Mel, I am sorry to hear that you have joined the group of PCOS diagnosed. First, I am a male, who is married to a PCOS sufferer now for 13 years. I cant even begin to empathize with what all the women on this board go through, but I see it daily with my wife. They have been good to me in helping me get information to my wife and to help us deal with this disease. Perhaps your email is a chance for me to give back to you and them. From a male view, and your husbands standpoint he will always love you and you should never doubt that, and right now his primary care is for your health. Sooner or later he will begin to question what caused this, and he too will feel anxious over children and family. Allow him to be supportive, but make it a two way street. Giving him literature, but not volumes helps him understand what you are going through and what to expect. It will also give him hope about family,(Many PCOS sufferers do conceive and have families). One of my fears was that somehow I had contributed to or caused the disease (I am a cancer survivor and one of my crazy ideas was that sex while on Chemo had caused this). Assure him that it is nature and not environment, that you did nothing to "GET THIS" and that he did not cause it either. Include him on all of your doctor visits so that he feels involved. There is nothing more fearful for a man than feeling "out of control" Also make sure he knows that sometimes PCOS may affect your desire for sex. I went through a spell where I felt rejected by my wife and had a very deep complex about it. Until, one day our doctor told us that PCOS and the medicines for it can cause this affect.. WHEW!!!!! The more educated he is, and the more involved he is, the better you can face this together. Many hopes to you for a wonderful married life, may it be as rich as mine is......If your husband needs another "GUY" to speak with or has questions he can email me directly and I will try to help.

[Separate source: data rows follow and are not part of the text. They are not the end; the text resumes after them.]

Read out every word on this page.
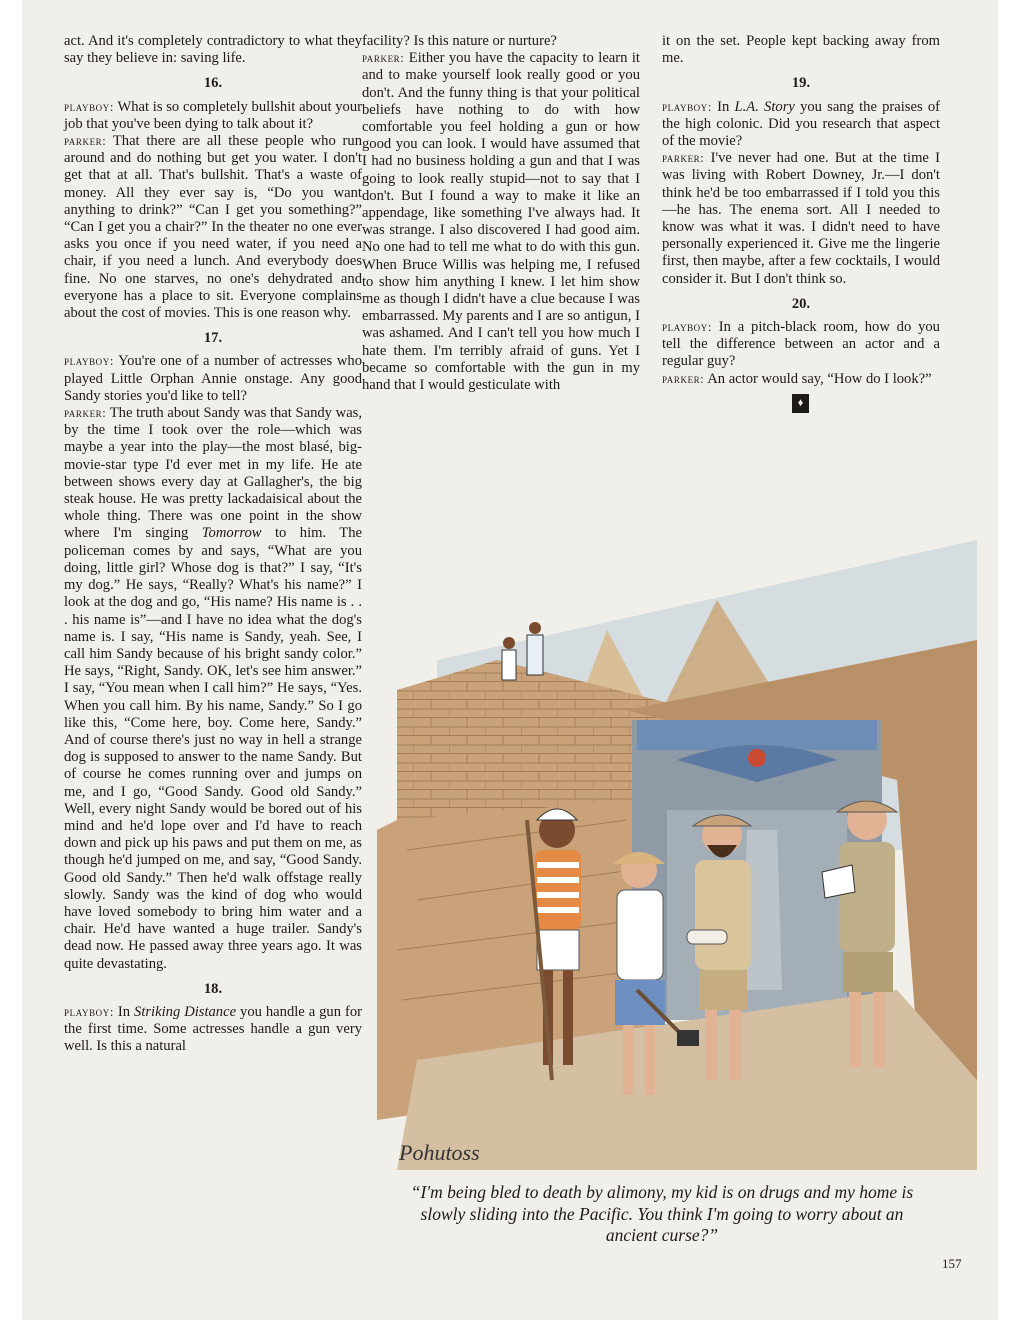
act. And it's completely contradictory to what they say they believe in: saving life.

16.

playboy: What is so completely bullshit about your job that you've been dying to talk about it?

parker: That there are all these people who run around and do nothing but get you water. I don't get that at all. That's bullshit. That's a waste of money. All they ever say is, “Do you want anything to drink?” “Can I get you something?” “Can I get you a chair?” In the theater no one ever asks you once if you need water, if you need a chair, if you need a lunch. And everybody does fine. No one starves, no one's dehydrated and everyone has a place to sit. Everyone complains about the cost of movies. This is one reason why.

17.

playboy: You're one of a number of actresses who played Little Orphan Annie onstage. Any good Sandy stories you'd like to tell?

parker: The truth about Sandy was that Sandy was, by the time I took over the role—which was maybe a year into the play—the most blasé, big-movie-star type I'd ever met in my life. He ate between shows every day at Gallagher's, the big steak house. He was pretty lackadaisical about the whole thing. There was one point in the show where I'm singing Tomorrow to him. The policeman comes by and says, “What are you doing, little girl? Whose dog is that?” I say, “It's my dog.” He says, “Really? What's his name?” I look at the dog and go, “His name? His name is . . . his name is”—and I have no idea what the dog's name is. I say, “His name is Sandy, yeah. See, I call him Sandy because of his bright sandy color.” He says, “Right, Sandy. OK, let's see him answer.” I say, “You mean when I call him?” He says, “Yes. When you call him. By his name, Sandy.” So I go like this, “Come here, boy. Come here, Sandy.” And of course there's just no way in hell a strange dog is supposed to answer to the name Sandy. But of course he comes running over and jumps on me, and I go, “Good Sandy. Good old Sandy.” Well, every night Sandy would be bored out of his mind and he'd lope over and I'd have to reach down and pick up his paws and put them on me, as though he'd jumped on me, and say, “Good Sandy. Good old Sandy.” Then he'd walk offstage really slowly. Sandy was the kind of dog who would have loved somebody to bring him water and a chair. He'd have wanted a huge trailer. Sandy's dead now. He passed away three years ago. It was quite devastating.

18.

playboy: In Striking Distance you handle a gun for the first time. Some actresses handle a gun very well. Is this a natural

facility? Is this nature or nurture?

parker: Either you have the capacity to learn it and to make yourself look really good or you don't. And the funny thing is that your political beliefs have nothing to do with how comfortable you feel holding a gun or how good you can look. I would have assumed that I had no business holding a gun and that I was going to look really stupid—not to say that I don't. But I found a way to make it like an appendage, like something I've always had. It was strange. I also discovered I had good aim. No one had to tell me what to do with this gun. When Bruce Willis was helping me, I refused to show him anything I knew. I let him show me as though I didn't have a clue because I was embarrassed. My parents and I are so antigun, I was ashamed. And I can't tell you how much I hate them. I'm terribly afraid of guns. Yet I became so comfortable with the gun in my hand that I would gesticulate with

it on the set. People kept backing away from me.

19.

playboy: In L.A. Story you sang the praises of the high colonic. Did you research that aspect of the movie?

parker: I've never had one. But at the time I was living with Robert Downey, Jr.—I don't think he'd be too embarrassed if I told you this—he has. The enema sort. All I needed to know was what it was. I didn't need to have personally experienced it. Give me the lingerie first, then maybe, after a few cocktails, I would consider it. But I don't think so.

20.

playboy: In a pitch-black room, how do you tell the difference between an actor and a regular guy?

parker: An actor would say, “How do I look?”

♦
Pohutoss
“I'm being bled to death by alimony, my kid is on drugs and my home is slowly sliding into the Pacific. You think I'm going to worry about an ancient curse?”
157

At Thu, 21 Mar 2002, Mel wrote: >
>Hang in there, i know how it feels, we tried for a while and head some
>fertility treatment, we have decided to take the adoption route as it is
>the best option for us. Pleople mean well, but unlless they are in your
>shoes they cant really understand.. I found councilling really helped.
>There are people here to support you. It gets easier, read as much as
>you can, PCOS the hidden epidemic is a great book , really informative .

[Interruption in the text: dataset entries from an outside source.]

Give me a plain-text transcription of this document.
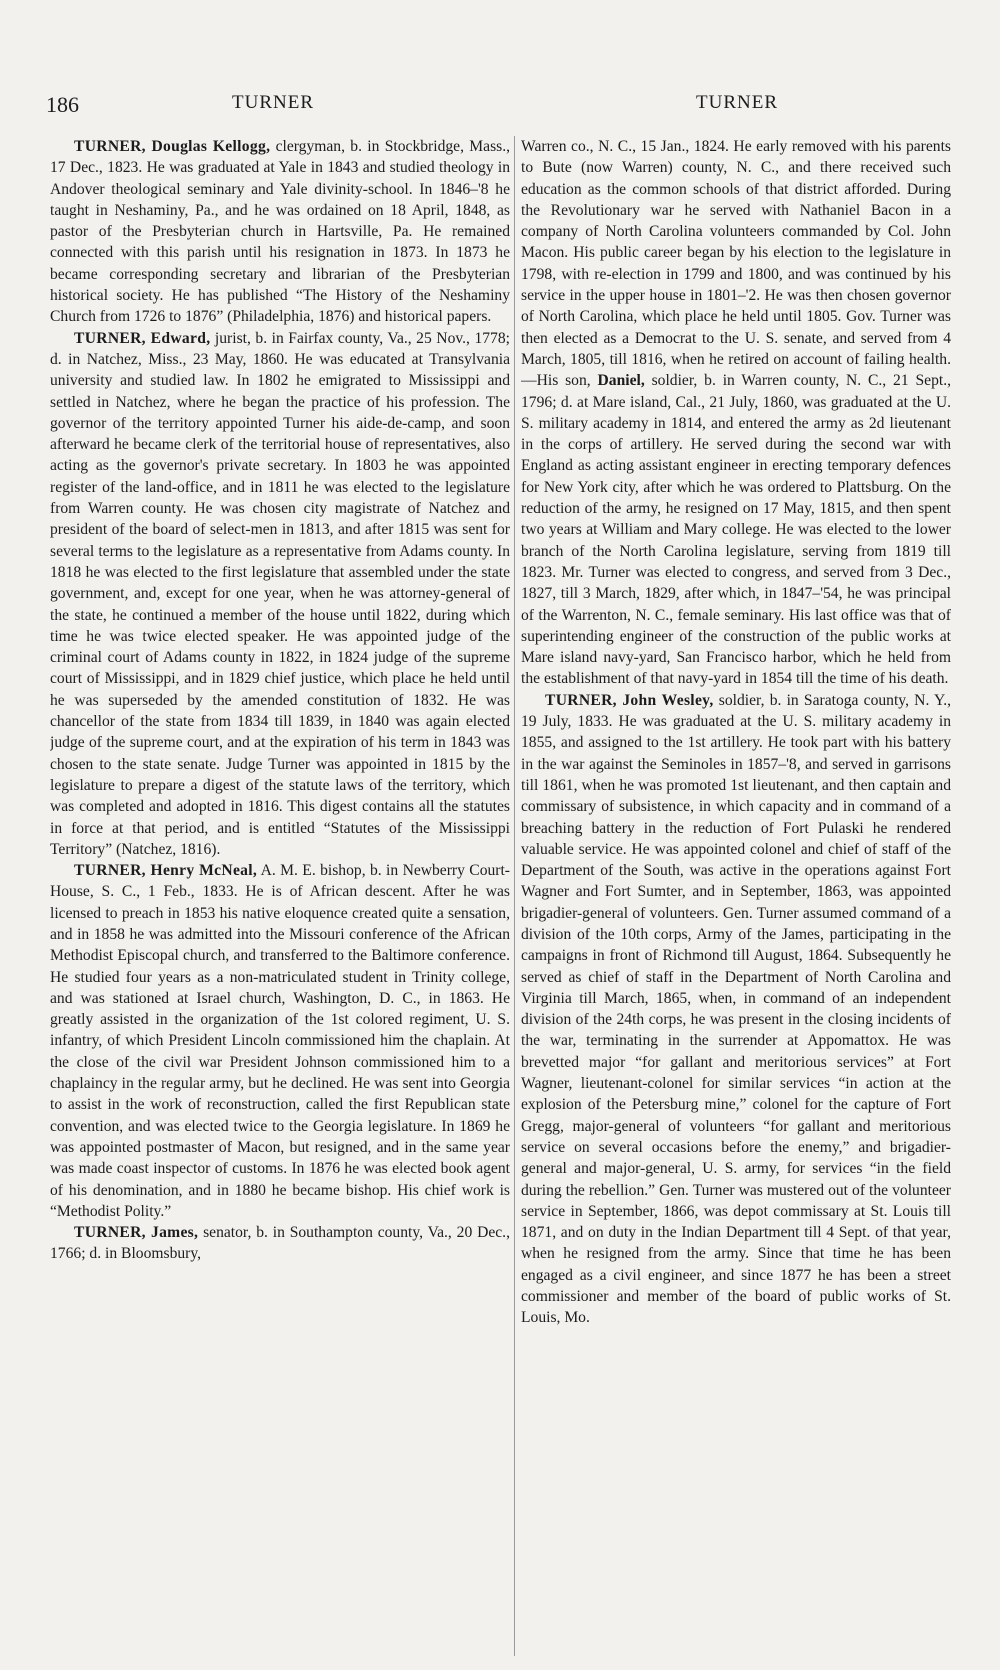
186	TURNER	TURNER

TURNER, Douglas Kellogg, clergyman, b. in Stockbridge, Mass., 17 Dec., 1823. He was graduated at Yale in 1843 and studied theology in Andover theological seminary and Yale divinity-school. In 1846–'8 he taught in Neshaminy, Pa., and he was ordained on 18 April, 1848, as pastor of the Presbyterian church in Hartsville, Pa. He remained connected with this parish until his resignation in 1873. In 1873 he became corresponding secretary and librarian of the Presbyterian historical society. He has published “The History of the Neshaminy Church from 1726 to 1876” (Philadelphia, 1876) and historical papers.

TURNER, Edward, jurist, b. in Fairfax county, Va., 25 Nov., 1778; d. in Natchez, Miss., 23 May, 1860. He was educated at Transylvania university and studied law. In 1802 he emigrated to Mississippi and settled in Natchez, where he began the practice of his profession. The governor of the territory appointed Turner his aide-de-camp, and soon afterward he became clerk of the territorial house of representatives, also acting as the governor's private secretary. In 1803 he was appointed register of the land-office, and in 1811 he was elected to the legislature from Warren county. He was chosen city magistrate of Natchez and president of the board of select-men in 1813, and after 1815 was sent for several terms to the legislature as a representative from Adams county. In 1818 he was elected to the first legislature that assembled under the state government, and, except for one year, when he was attorney-general of the state, he continued a member of the house until 1822, during which time he was twice elected speaker. He was appointed judge of the criminal court of Adams county in 1822, in 1824 judge of the supreme court of Mississippi, and in 1829 chief justice, which place he held until he was superseded by the amended constitution of 1832. He was chancellor of the state from 1834 till 1839, in 1840 was again elected judge of the supreme court, and at the expiration of his term in 1843 was chosen to the state senate. Judge Turner was appointed in 1815 by the legislature to prepare a digest of the statute laws of the territory, which was completed and adopted in 1816. This digest contains all the statutes in force at that period, and is entitled “Statutes of the Mississippi Territory” (Natchez, 1816).

TURNER, Henry McNeal, A. M. E. bishop, b. in Newberry Court-House, S. C., 1 Feb., 1833. He is of African descent. After he was licensed to preach in 1853 his native eloquence created quite a sensation, and in 1858 he was admitted into the Missouri conference of the African Methodist Episcopal church, and transferred to the Baltimore conference. He studied four years as a non-matriculated student in Trinity college, and was stationed at Israel church, Washington, D. C., in 1863. He greatly assisted in the organization of the 1st colored regiment, U. S. infantry, of which President Lincoln commissioned him the chaplain. At the close of the civil war President Johnson commissioned him to a chaplaincy in the regular army, but he declined. He was sent into Georgia to assist in the work of reconstruction, called the first Republican state convention, and was elected twice to the Georgia legislature. In 1869 he was appointed postmaster of Macon, but resigned, and in the same year was made coast inspector of customs. In 1876 he was elected book agent of his denomination, and in 1880 he became bishop. His chief work is “Methodist Polity.”

TURNER, James, senator, b. in Southampton county, Va., 20 Dec., 1766; d. in Bloomsbury,

Warren co., N. C., 15 Jan., 1824. He early removed with his parents to Bute (now Warren) county, N. C., and there received such education as the common schools of that district afforded. During the Revolutionary war he served with Nathaniel Bacon in a company of North Carolina volunteers commanded by Col. John Macon. His public career began by his election to the legislature in 1798, with re-election in 1799 and 1800, and was continued by his service in the upper house in 1801–'2. He was then chosen governor of North Carolina, which place he held until 1805. Gov. Turner was then elected as a Democrat to the U. S. senate, and served from 4 March, 1805, till 1816, when he retired on account of failing health. —His son, Daniel, soldier, b. in Warren county, N. C., 21 Sept., 1796; d. at Mare island, Cal., 21 July, 1860, was graduated at the U. S. military academy in 1814, and entered the army as 2d lieutenant in the corps of artillery. He served during the second war with England as acting assistant engineer in erecting temporary defences for New York city, after which he was ordered to Plattsburg. On the reduction of the army, he resigned on 17 May, 1815, and then spent two years at William and Mary college. He was elected to the lower branch of the North Carolina legislature, serving from 1819 till 1823. Mr. Turner was elected to congress, and served from 3 Dec., 1827, till 3 March, 1829, after which, in 1847–'54, he was principal of the Warrenton, N. C., female seminary. His last office was that of superintending engineer of the construction of the public works at Mare island navy-yard, San Francisco harbor, which he held from the establishment of that navy-yard in 1854 till the time of his death.

TURNER, John Wesley, soldier, b. in Saratoga county, N. Y., 19 July, 1833. He was graduated at the U. S. military academy in 1855, and assigned to the 1st artillery. He took part with his battery in the war against the Seminoles in 1857–'8, and served in garrisons till 1861, when he was promoted 1st lieutenant, and then captain and commissary of subsistence, in which capacity and in command of a breaching battery in the reduction of Fort Pulaski he rendered valuable service. He was appointed colonel and chief of staff of the Department of the South, was active in the operations against Fort Wagner and Fort Sumter, and in September, 1863, was appointed brigadier-general of volunteers. Gen. Turner assumed command of a division of the 10th corps, Army of the James, participating in the campaigns in front of Richmond till August, 1864. Subsequently he served as chief of staff in the Department of North Carolina and Virginia till March, 1865, when, in command of an independent division of the 24th corps, he was present in the closing incidents of the war, terminating in the surrender at Appomattox. He was brevetted major “for gallant and meritorious services” at Fort Wagner, lieutenant-colonel for similar services “in action at the explosion of the Petersburg mine,” colonel for the capture of Fort Gregg, major-general of volunteers “for gallant and meritorious service on several occasions before the enemy,” and brigadier-general and major-general, U. S. army, for services “in the field during the rebellion.” Gen. Turner was mustered out of the volunteer service in September, 1866, was depot commissary at St. Louis till 1871, and on duty in the Indian Department till 4 Sept. of that year, when he resigned from the army. Since that time he has been engaged as a civil engineer, and since 1877 he has been a street commissioner and member of the board of public works of St. Louis, Mo.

>Met has helped a great deal.
>Take care of your self
>we are here for you feel free to mail me direct on
>melaniepoxon@slough.gov.uk
>Mel
>
>At Thu, 21 Mar 2002, Crissy wrote:
>>
>>Hi - I'm a 35 year old newlywed trying to conceive. After going off the
>>pill and not getting periods, having some adult acne and mild hair
>>growth, my ob-gyn has started diagnosis for PCOs. I'm okay/comfortable
>>with the medical care and information, but have found that I am
>>depressed and feel very isolated right now. My friend are either single
>>and can't relate or have kids already and keep giving me all the well
>>meaning platitudes. I could use some encouraging words and support! I
>>know I'm just at the beginning here and would like to get a handle on my
>>emotions. My husband has been great but I keep falling apart on him.